Перед кофе Джемиле-ханым вышла из гостиной и вернулась с конвертом и образцом договора. Теребя эти бумаги в руках, она начала рассказывать Омеру о доме, который они совместно сдавали в аренду, и о его съемщике. Не обращая внимания на то, что Омер упорно делает вид, будто все это его не интересует и он думает о чем-то другом, тетя Джемиле подробно изложила все относящиеся к делу сведения и только потом, облегченно вздохнув, передала ему бумаги. Все это время Омер, чтобы не смотреть на Назлы, гладившую кошку, и не показывать вида, что внимательно слушает тетю Джемиле, пытался прислушиваться к беседе двух политиков. Мухтар-бей рассказывал о том, как встречался когда-то с Исмет-пашой [54] — так, словно речь шла о чем-то вполне обыденном.
54
Исмет Инёню (1884–1973) — турецкий политический деятель, второй президент Турецкой республики (1938–1950). В описываемое время занимал пост премьер-министра.
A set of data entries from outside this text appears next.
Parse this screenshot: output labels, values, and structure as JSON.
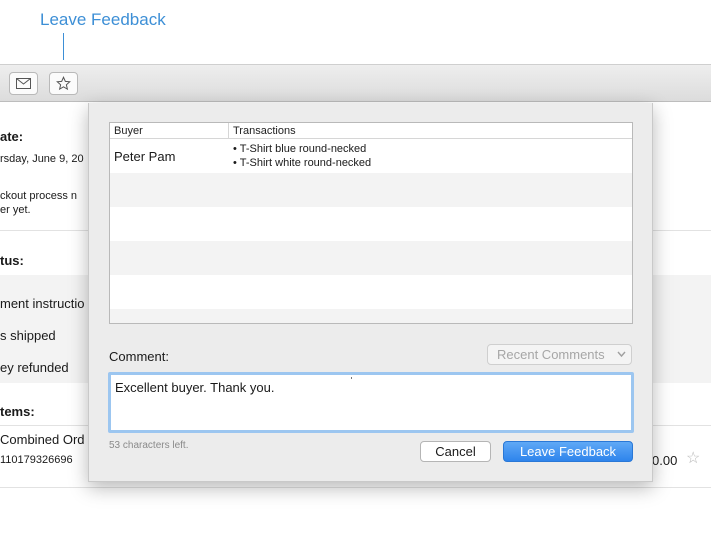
{
  "callout": {
    "label": "Leave Feedback"
  },
  "toolbar": {
    "buttons": [
      {
        "icon": "envelope-icon"
      },
      {
        "icon": "star-icon"
      }
    ]
  },
  "background": {
    "date_label": "ate:",
    "date_value": "rsday, June 9, 20",
    "note_line1": "ckout process n",
    "note_line2": "er yet.",
    "status_label": "tus:",
    "status_items": [
      "ment instructio",
      "s shipped",
      "ey refunded"
    ],
    "items_label": "tems:",
    "item_name": "Combined Ord",
    "item_number": "110179326696",
    "item_price": "0.00"
  },
  "sheet": {
    "table": {
      "columns": [
        "Buyer",
        "Transactions"
      ],
      "rows": [
        {
          "buyer": "Peter Pam",
          "transactions": [
            "T-Shirt blue round-necked",
            "T-Shirt white round-necked"
          ]
        }
      ]
    },
    "comment_label": "Comment:",
    "recent_comments": "Recent Comments",
    "comment_value": "Excellent buyer. Thank you.",
    "chars_left": "53 characters left.",
    "cancel_label": "Cancel",
    "submit_label": "Leave Feedback"
  }
}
Когда Джемиле-ханым наконец сказала все, что хотела сказать, Мухтар-бей как раз начал превозносить нынешнее правительство, возглавляемое Исмет-пашой. В стратегически важных местах своей речи он поглядывал на Омера, и взгляд его говорил: «Пожалуйста, расскажите своим друзьям-англичанам об этом правительстве, чтобы они поняли, какое оно замечательное!» При этом у него снова был вид несправедливо обиженного человека. В какой-то момент, прервавшись, он спросил Омера:
— А вы, молодой человек, что думаете обо всем этом?